• Yogita Deogan

The Stigma of Sick Days

For most of my adult life, the idea of taking sick leave was wrought with guilt, conflict on impacting my work, concern I was letting my colleagues down and a feeling that I was being weak. The British mentality of ‘soldering on’ has meant that as a nation we don’t tend to call in sick. In 2019, a UK survey by CIPD found that workers averaged only 6 sick days per year.

Throughout the pandemic, UK employees felt more pressure to be ‘present’, especially whilst remote working and thus working through Covid symptoms and other illnesses, despite feeling unwell. On the positive side, at least these workers were staying at home rather than coming into the office and spreading germs to their colleagues. Several years ago, I had the Flu, and despite being so sick I couldn’t bend down to plug in my charger, I was still in the office. I was eventually told to go home, but in some way, deciding to even ask for a sick day before I came in, was a right I did not feel I had.

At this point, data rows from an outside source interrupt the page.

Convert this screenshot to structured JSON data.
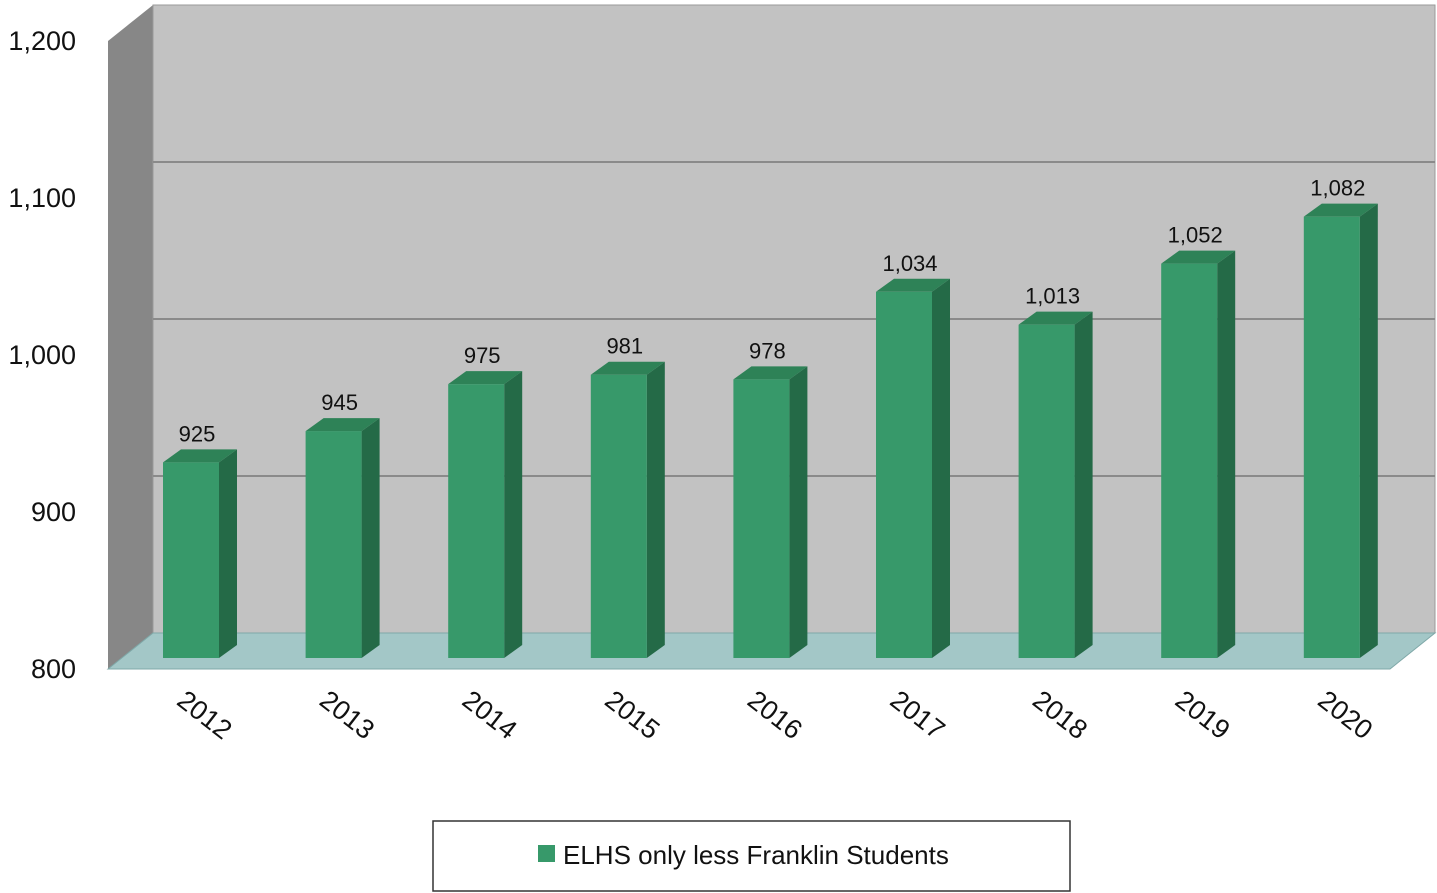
{
  "chart_data": {
    "type": "bar",
    "categories": [
      "2012",
      "2013",
      "2014",
      "2015",
      "2016",
      "2017",
      "2018",
      "2019",
      "2020"
    ],
    "series": [
      {
        "name": "ELHS only less Franklin Students",
        "values": [
          925,
          945,
          975,
          981,
          978,
          1034,
          1013,
          1052,
          1082
        ]
      }
    ],
    "data_labels": [
      "925",
      "945",
      "975",
      "981",
      "978",
      "1,034",
      "1,013",
      "1,052",
      "1,082"
    ],
    "y_ticks": [
      "800",
      "900",
      "1,000",
      "1,100",
      "1,200"
    ],
    "y_tick_values": [
      800,
      900,
      1000,
      1100,
      1200
    ],
    "ylim": [
      800,
      1200
    ],
    "title": "",
    "xlabel": "",
    "ylabel": "",
    "grid": true,
    "legend_position": "bottom",
    "style": "3d-column",
    "colors": {
      "bar_front": "#37996a",
      "bar_side": "#246a47",
      "bar_top": "#2e8257",
      "back_wall": "#c2c2c2",
      "side_wall": "#878787",
      "floor": "#a3c7c7",
      "gridline": "#8a8a8a"
    }
  },
  "legend": {
    "label": "ELHS only less Franklin Students"
  }
}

As an able person, it is obvious to me how the presenteeism and ‘soldering on’ mentality has a huge impact not just on the person sick, but also on those around them. Working when ill – even from home – can lead to more sick days in the longer term, according to research. When it comes to disabled people and those with chronic illnesses, this issue is even more difficult than the general population. They face the pressure to be seen as ‘pulling their weight’, often trying to prove their worth and that employers were right to hire them. Working whilst ill has a tremendous knock-on effect on those already experiencing health conditions with higher risk to their mental & physical health and greater burdens on their finances.

As employers begin calling their staff back into the office, some learnings from the pandemic must be taken to avoid the pre-covid presenteeism culture. Much has been proved around the benefits of flexible working through the lockdowns and with Covid-19 physically forcing people to isolate themselves at home, it shows that staying away from others when you are ill, benefits all.

Employers need to create an environment that fosters trust and empathy, allowing those that are feeling unwell to feel comfortable to ask for space and accommodations and not setting any expectations for output whilst they recover. Employees, in turn, need to be honest and upfront about their abilities whilst sick. Just because you can work from home when sick, doesn’t mean you should. As a nation, we need to move away from a culture of being ‘seen to be present and instead nurture an environment where the wellbeing of each other is factored into the working culture whether you physically see that person or not.